Have you a transcript of what Brotherton actually said????
This is not a transcript, but I compiled it carefully from the reports in the news media and tweets from the court, some of which, disconcertingly, are no longer available.
“I was the chaplain at the prison where the defendant was held. I started to volunteer at the prison in January 2011. I have been a prison visitor since 1975. The prison was Long Lartin in Worcestershire.”
“My first meeting with the defendant was on 2nd February 2011. He was in the first cell of the prison’s health unit, which has a Perspex door, as he was under surveillance 24 hours a day. This was because of fears that he could kill himself.”
“We had a second meeting on 5th February 2011, lasting five minutes.” The witness did not recount what the two of them had talked about during their first two meetings. “He asked for paper and pencil, and asked to talk to me again in confidence.”
“At our third meeting, on 8th February 2011, he went to his cell to get his mug so he could have his water”. This was two days before Vincent Tabak’s 33rd birthday.
“I shook hands with him and asked him ‘How are you?’ He said ‘So-so. I am going to tell you something that will shock you’ I replied, ‘You tell me and we shall see’, or words to that effect”.
“He told me, ‘I am going to change my plea to guilty’. I asked him, ‘Is this about the young lady in Bristol?’”
The coyness of this question suggests that they had not previously talked about the fate of Joanna Yeates at all, nor about why Long Lartin’s most famous remand prisoner was there.

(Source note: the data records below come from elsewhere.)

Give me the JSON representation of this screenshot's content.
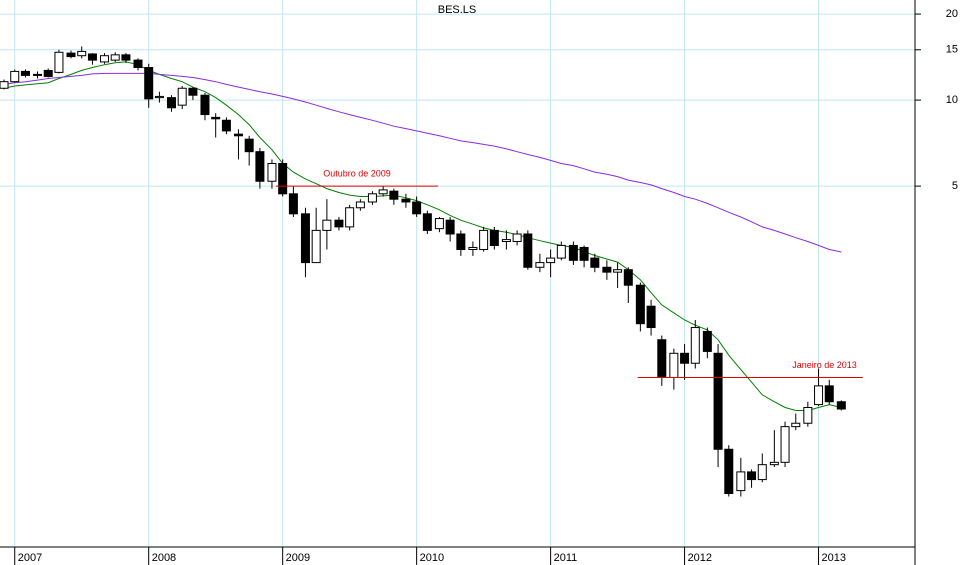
{
  "chart_data": {
    "type": "candlestick",
    "title": "BES.LS",
    "log_scale": true,
    "grid": true,
    "xlim": [
      2006.89,
      2013.72
    ],
    "xticks": [
      2007,
      2008,
      2009,
      2010,
      2011,
      2012,
      2013
    ],
    "ylim": [
      0.273,
      22.4
    ],
    "yticks": [
      20,
      15,
      10,
      5
    ],
    "up_color": "#ffffff",
    "down_color": "#000000",
    "x": [
      2006.92,
      2007.0,
      2007.08,
      2007.17,
      2007.25,
      2007.33,
      2007.42,
      2007.5,
      2007.58,
      2007.67,
      2007.75,
      2007.83,
      2007.92,
      2008.0,
      2008.08,
      2008.17,
      2008.25,
      2008.33,
      2008.42,
      2008.5,
      2008.58,
      2008.67,
      2008.75,
      2008.83,
      2008.92,
      2009.0,
      2009.08,
      2009.17,
      2009.25,
      2009.33,
      2009.42,
      2009.5,
      2009.58,
      2009.67,
      2009.75,
      2009.83,
      2009.92,
      2010.0,
      2010.08,
      2010.17,
      2010.25,
      2010.33,
      2010.42,
      2010.5,
      2010.58,
      2010.67,
      2010.75,
      2010.83,
      2010.92,
      2011.0,
      2011.08,
      2011.17,
      2011.25,
      2011.33,
      2011.42,
      2011.5,
      2011.58,
      2011.67,
      2011.75,
      2011.83,
      2011.92,
      2012.0,
      2012.08,
      2012.17,
      2012.25,
      2012.33,
      2012.42,
      2012.5,
      2012.58,
      2012.67,
      2012.75,
      2012.83,
      2012.92,
      2013.0,
      2013.08,
      2013.17
    ],
    "open": [
      11.0,
      11.6,
      12.6,
      12.2,
      12.7,
      12.5,
      14.6,
      14.3,
      14.5,
      13.6,
      13.8,
      14.4,
      13.8,
      13.0,
      10.2,
      10.2,
      9.6,
      11.0,
      10.4,
      8.7,
      8.5,
      7.6,
      7.3,
      6.6,
      5.2,
      6.0,
      4.7,
      4.0,
      2.7,
      3.5,
      3.8,
      3.6,
      4.2,
      4.4,
      4.7,
      4.8,
      4.5,
      4.4,
      4.0,
      3.55,
      3.8,
      3.4,
      3.0,
      3.0,
      3.5,
      3.2,
      3.2,
      3.4,
      2.6,
      2.7,
      2.8,
      3.1,
      3.05,
      2.8,
      2.6,
      2.5,
      2.55,
      2.25,
      1.9,
      1.45,
      1.07,
      1.3,
      1.2,
      1.55,
      1.3,
      0.6,
      0.43,
      0.5,
      0.47,
      0.53,
      0.54,
      0.72,
      0.74,
      0.86,
      1.0,
      0.88
    ],
    "high": [
      11.8,
      12.8,
      12.8,
      12.6,
      12.9,
      15.0,
      14.9,
      15.4,
      14.6,
      14.6,
      14.7,
      14.6,
      14.0,
      13.4,
      10.7,
      10.4,
      11.2,
      11.1,
      10.6,
      9.0,
      8.7,
      7.9,
      7.5,
      6.8,
      6.2,
      6.2,
      5.0,
      4.2,
      4.2,
      4.5,
      3.9,
      4.3,
      4.5,
      4.8,
      5.0,
      4.9,
      4.7,
      4.6,
      4.1,
      3.9,
      3.9,
      3.5,
      3.2,
      3.6,
      3.6,
      3.5,
      3.5,
      3.5,
      2.9,
      3.0,
      3.2,
      3.2,
      3.1,
      2.9,
      2.75,
      2.7,
      2.6,
      2.3,
      2.0,
      1.5,
      1.35,
      1.4,
      1.7,
      1.6,
      1.4,
      0.62,
      0.56,
      0.51,
      0.58,
      0.7,
      0.75,
      0.8,
      0.88,
      1.15,
      1.05,
      0.89
    ],
    "low": [
      10.9,
      11.5,
      12.0,
      11.9,
      12.0,
      12.4,
      14.0,
      14.0,
      13.3,
      13.4,
      13.6,
      13.5,
      12.7,
      9.4,
      9.8,
      9.1,
      9.3,
      10.0,
      8.5,
      7.4,
      7.6,
      6.2,
      5.9,
      4.9,
      4.9,
      4.6,
      3.9,
      2.4,
      2.7,
      3.0,
      3.5,
      3.5,
      4.1,
      4.3,
      4.6,
      4.3,
      4.2,
      3.9,
      3.4,
      3.45,
      3.2,
      2.85,
      2.85,
      2.95,
      3.0,
      3.0,
      3.1,
      2.55,
      2.5,
      2.4,
      2.75,
      2.65,
      2.6,
      2.5,
      2.35,
      2.2,
      1.95,
      1.55,
      1.5,
      1.0,
      0.97,
      1.05,
      1.15,
      1.25,
      0.52,
      0.41,
      0.41,
      0.44,
      0.46,
      0.52,
      0.52,
      0.7,
      0.72,
      0.85,
      0.86,
      0.82
    ],
    "close": [
      11.6,
      12.6,
      12.2,
      12.3,
      12.1,
      14.7,
      14.2,
      14.8,
      13.8,
      14.3,
      14.4,
      13.8,
      13.0,
      10.1,
      10.3,
      9.4,
      11.0,
      10.4,
      8.9,
      8.6,
      7.8,
      7.5,
      6.6,
      5.2,
      6.0,
      4.7,
      4.0,
      2.7,
      3.5,
      3.8,
      3.6,
      4.2,
      4.4,
      4.7,
      4.85,
      4.5,
      4.4,
      4.0,
      3.5,
      3.85,
      3.4,
      3.0,
      3.05,
      3.5,
      3.1,
      3.25,
      3.4,
      2.6,
      2.7,
      2.8,
      3.1,
      2.75,
      2.75,
      2.6,
      2.5,
      2.55,
      2.25,
      1.65,
      1.6,
      1.07,
      1.3,
      1.2,
      1.6,
      1.32,
      0.6,
      0.42,
      0.5,
      0.47,
      0.53,
      0.54,
      0.72,
      0.74,
      0.84,
      1.0,
      0.88,
      0.83
    ],
    "series": [
      {
        "color": "#008000",
        "values": [
          11.0,
          11.2,
          11.3,
          11.4,
          11.5,
          11.9,
          12.3,
          12.7,
          13.0,
          13.3,
          13.5,
          13.6,
          13.3,
          12.7,
          12.3,
          11.9,
          11.6,
          11.1,
          10.7,
          10.2,
          9.6,
          8.9,
          8.2,
          7.4,
          6.7,
          6.0,
          5.6,
          5.3,
          5.1,
          4.9,
          4.75,
          4.65,
          4.6,
          4.6,
          4.62,
          4.65,
          4.55,
          4.45,
          4.3,
          4.13,
          3.95,
          3.8,
          3.68,
          3.57,
          3.5,
          3.45,
          3.38,
          3.3,
          3.22,
          3.16,
          3.1,
          3.05,
          2.95,
          2.86,
          2.78,
          2.71,
          2.55,
          2.35,
          2.12,
          1.92,
          1.8,
          1.7,
          1.63,
          1.57,
          1.45,
          1.28,
          1.14,
          1.03,
          0.93,
          0.88,
          0.84,
          0.82,
          0.82,
          0.84,
          0.86,
          0.84
        ]
      },
      {
        "color": "#8a2be2",
        "values": [
          11.35,
          11.5,
          11.6,
          11.75,
          11.9,
          12.0,
          12.1,
          12.2,
          12.35,
          12.4,
          12.4,
          12.4,
          12.4,
          12.4,
          12.3,
          12.2,
          12.1,
          12.0,
          11.8,
          11.6,
          11.35,
          11.1,
          10.9,
          10.7,
          10.5,
          10.3,
          10.1,
          9.85,
          9.6,
          9.35,
          9.1,
          8.9,
          8.7,
          8.5,
          8.3,
          8.1,
          7.95,
          7.8,
          7.65,
          7.5,
          7.35,
          7.2,
          7.1,
          7.0,
          6.9,
          6.75,
          6.6,
          6.45,
          6.3,
          6.15,
          6.0,
          5.9,
          5.75,
          5.6,
          5.5,
          5.4,
          5.25,
          5.15,
          5.05,
          4.9,
          4.75,
          4.6,
          4.5,
          4.35,
          4.2,
          4.05,
          3.9,
          3.75,
          3.6,
          3.5,
          3.4,
          3.3,
          3.2,
          3.1,
          3.0,
          2.94
        ]
      }
    ],
    "annotations": [
      {
        "text": "Outubro de 2009",
        "value": 5.0,
        "x": [
          2008.95,
          2010.16
        ],
        "color": "#e00000"
      },
      {
        "text": "Janeiro de 2013",
        "value": 1.07,
        "x": [
          2011.65,
          2013.33
        ],
        "color": "#e00000"
      }
    ]
  }
}
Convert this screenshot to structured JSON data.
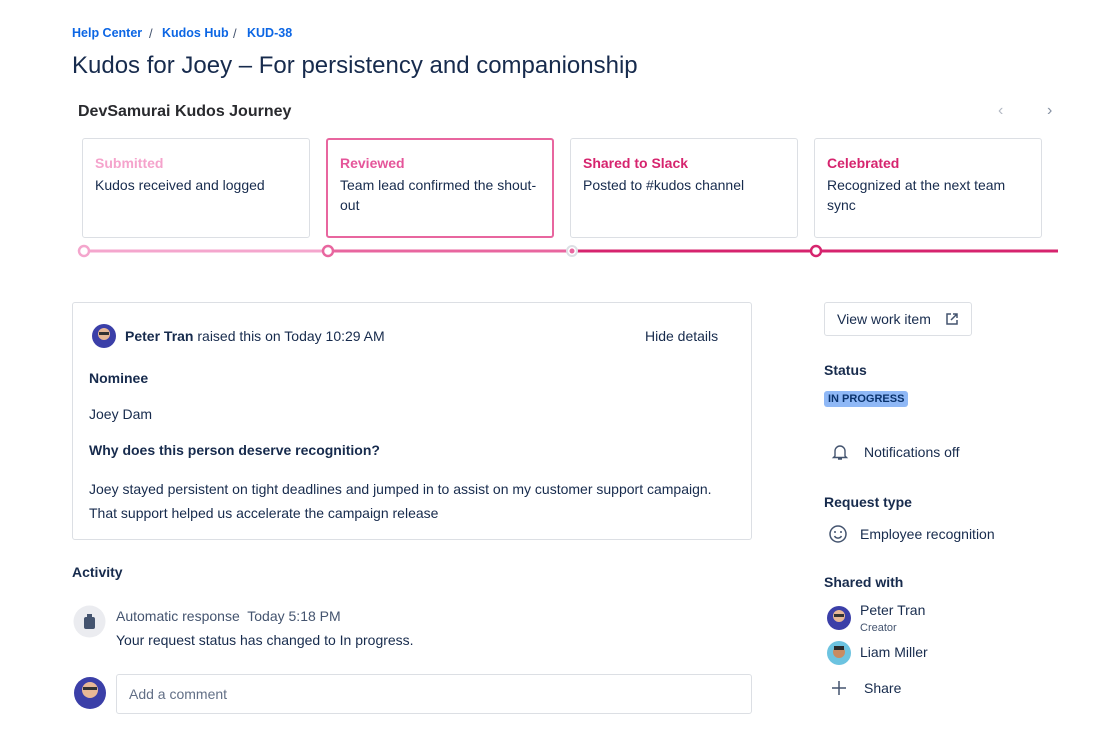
{
  "breadcrumbs": [
    "Help Center",
    "Kudos Hub",
    "KUD-38"
  ],
  "title": "Kudos for Joey – For persistency and companionship",
  "journey": {
    "title": "DevSamurai Kudos Journey",
    "steps": [
      {
        "label": "Submitted",
        "description": "Kudos received and logged"
      },
      {
        "label": "Reviewed",
        "description": "Team lead confirmed the shout-out"
      },
      {
        "label": "Shared to Slack",
        "description": "Posted to #kudos channel"
      },
      {
        "label": "Celebrated",
        "description": "Recognized at the next team sync"
      }
    ]
  },
  "request": {
    "author": "Peter Tran",
    "raised_text": "raised this on Today 10:29 AM",
    "toggle": "Hide details",
    "fields": [
      {
        "label": "Nominee",
        "value": "Joey Dam"
      },
      {
        "label": "Why does this person deserve recognition?",
        "value": "Joey stayed persistent on tight deadlines and jumped in to assist on my customer support campaign. That support helped us accelerate the campaign release"
      }
    ]
  },
  "activity": {
    "title": "Activity",
    "entries": [
      {
        "author": "Automatic response",
        "time": "Today 5:18 PM",
        "message": "Your request status has changed to In progress."
      }
    ],
    "comment_placeholder": "Add a comment"
  },
  "sidebar": {
    "view_button": "View work item",
    "status_label": "Status",
    "status": "IN PROGRESS",
    "notifications": "Notifications off",
    "request_type_label": "Request type",
    "request_type": "Employee recognition",
    "shared_with_label": "Shared with",
    "people": [
      {
        "name": "Peter Tran",
        "role": "Creator"
      },
      {
        "name": "Liam Miller"
      }
    ],
    "share": "Share"
  }
}
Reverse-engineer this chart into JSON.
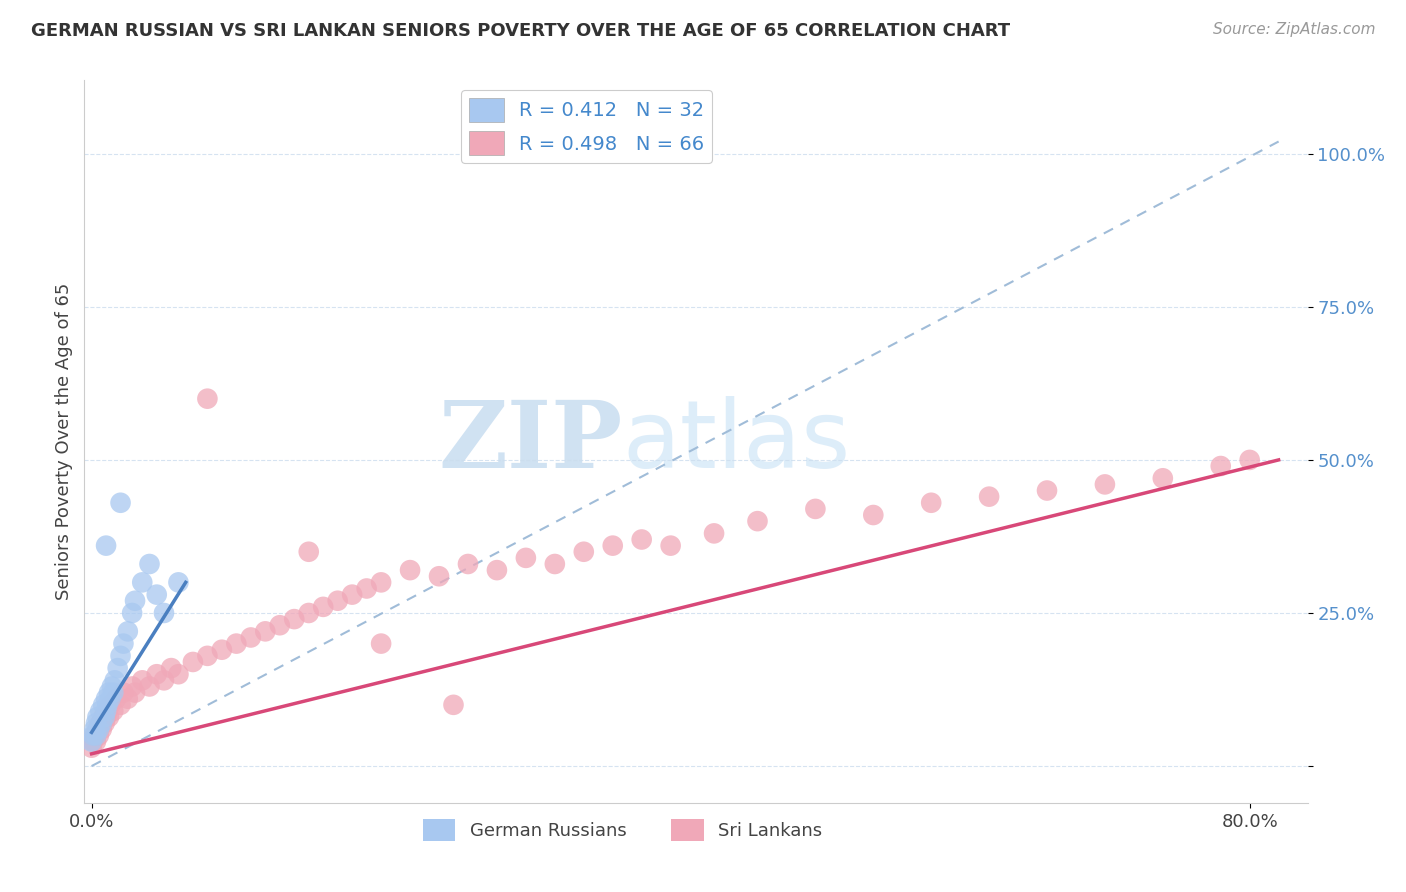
{
  "title": "GERMAN RUSSIAN VS SRI LANKAN SENIORS POVERTY OVER THE AGE OF 65 CORRELATION CHART",
  "source": "Source: ZipAtlas.com",
  "ylabel": "Seniors Poverty Over the Age of 65",
  "xlim": [
    -0.005,
    0.84
  ],
  "ylim": [
    -0.06,
    1.12
  ],
  "ytick_positions": [
    0.0,
    0.25,
    0.5,
    0.75,
    1.0
  ],
  "yticklabels": [
    "",
    "25.0%",
    "50.0%",
    "75.0%",
    "100.0%"
  ],
  "legend_r1": "R = 0.412",
  "legend_n1": "N = 32",
  "legend_r2": "R = 0.498",
  "legend_n2": "N = 66",
  "color_german": "#a8c8f0",
  "color_srilanka": "#f0a8b8",
  "color_german_line": "#4a7fc0",
  "color_srilanka_line": "#d84878",
  "color_refline": "#a0bcd8",
  "watermark_zip": "ZIP",
  "watermark_atlas": "atlas",
  "bottom_legend_german": "German Russians",
  "bottom_legend_srilanka": "Sri Lankans",
  "gr_x": [
    0.0,
    0.001,
    0.002,
    0.003,
    0.003,
    0.004,
    0.005,
    0.006,
    0.007,
    0.008,
    0.009,
    0.01,
    0.01,
    0.011,
    0.012,
    0.013,
    0.014,
    0.015,
    0.016,
    0.018,
    0.02,
    0.022,
    0.025,
    0.028,
    0.03,
    0.035,
    0.04,
    0.045,
    0.05,
    0.06,
    0.02,
    0.01
  ],
  "gr_y": [
    0.04,
    0.05,
    0.06,
    0.07,
    0.05,
    0.08,
    0.06,
    0.09,
    0.07,
    0.1,
    0.08,
    0.09,
    0.11,
    0.1,
    0.12,
    0.11,
    0.13,
    0.12,
    0.14,
    0.16,
    0.18,
    0.2,
    0.22,
    0.25,
    0.27,
    0.3,
    0.33,
    0.28,
    0.25,
    0.3,
    0.43,
    0.36
  ],
  "sl_x": [
    0.0,
    0.001,
    0.002,
    0.003,
    0.004,
    0.005,
    0.006,
    0.007,
    0.008,
    0.009,
    0.01,
    0.011,
    0.012,
    0.013,
    0.015,
    0.017,
    0.02,
    0.022,
    0.025,
    0.028,
    0.03,
    0.035,
    0.04,
    0.045,
    0.05,
    0.055,
    0.06,
    0.07,
    0.08,
    0.09,
    0.1,
    0.11,
    0.12,
    0.13,
    0.14,
    0.15,
    0.16,
    0.17,
    0.18,
    0.19,
    0.2,
    0.22,
    0.24,
    0.26,
    0.28,
    0.3,
    0.32,
    0.34,
    0.36,
    0.38,
    0.4,
    0.43,
    0.46,
    0.5,
    0.54,
    0.58,
    0.62,
    0.66,
    0.7,
    0.74,
    0.78,
    0.8,
    0.08,
    0.15,
    0.2,
    0.25
  ],
  "sl_y": [
    0.03,
    0.04,
    0.05,
    0.04,
    0.06,
    0.05,
    0.07,
    0.06,
    0.08,
    0.07,
    0.08,
    0.09,
    0.08,
    0.1,
    0.09,
    0.11,
    0.1,
    0.12,
    0.11,
    0.13,
    0.12,
    0.14,
    0.13,
    0.15,
    0.14,
    0.16,
    0.15,
    0.17,
    0.18,
    0.19,
    0.2,
    0.21,
    0.22,
    0.23,
    0.24,
    0.25,
    0.26,
    0.27,
    0.28,
    0.29,
    0.3,
    0.32,
    0.31,
    0.33,
    0.32,
    0.34,
    0.33,
    0.35,
    0.36,
    0.37,
    0.36,
    0.38,
    0.4,
    0.42,
    0.41,
    0.43,
    0.44,
    0.45,
    0.46,
    0.47,
    0.49,
    0.5,
    0.6,
    0.35,
    0.2,
    0.1
  ],
  "gr_line_x": [
    0.0,
    0.065
  ],
  "gr_line_y": [
    0.055,
    0.3
  ],
  "sl_line_x": [
    0.0,
    0.82
  ],
  "sl_line_y": [
    0.02,
    0.5
  ],
  "ref_line_x": [
    0.0,
    0.82
  ],
  "ref_line_y": [
    0.0,
    1.02
  ]
}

“He answered ‘Yes’ I asked him, ‘Are you sorry for what you have done?’ He replied ‘yes’”.
“He told me, ‘It is going to be difficult to tell my girlfriend’. I told him, ‘I would be willing to help you tell your girlfriend about what has happened. I advise you to talk to your solicitor’. He wanted to talk more, but I didn't want him to, as he was getting upset. ‘Would you like me to say a prayer with you?’ I offered. ‘No thank you’, he answered.”
“I told him that I would have to disclose our conversation. This was because he was not religious. It was not a religious confession. He replied: ‘Well I'm not going to tell you anything else’. There was a little bit of anger in his voice, he was nervous, and there was a tremble in his voice. I gave him a handwritten prayer, shook hands with him and left”.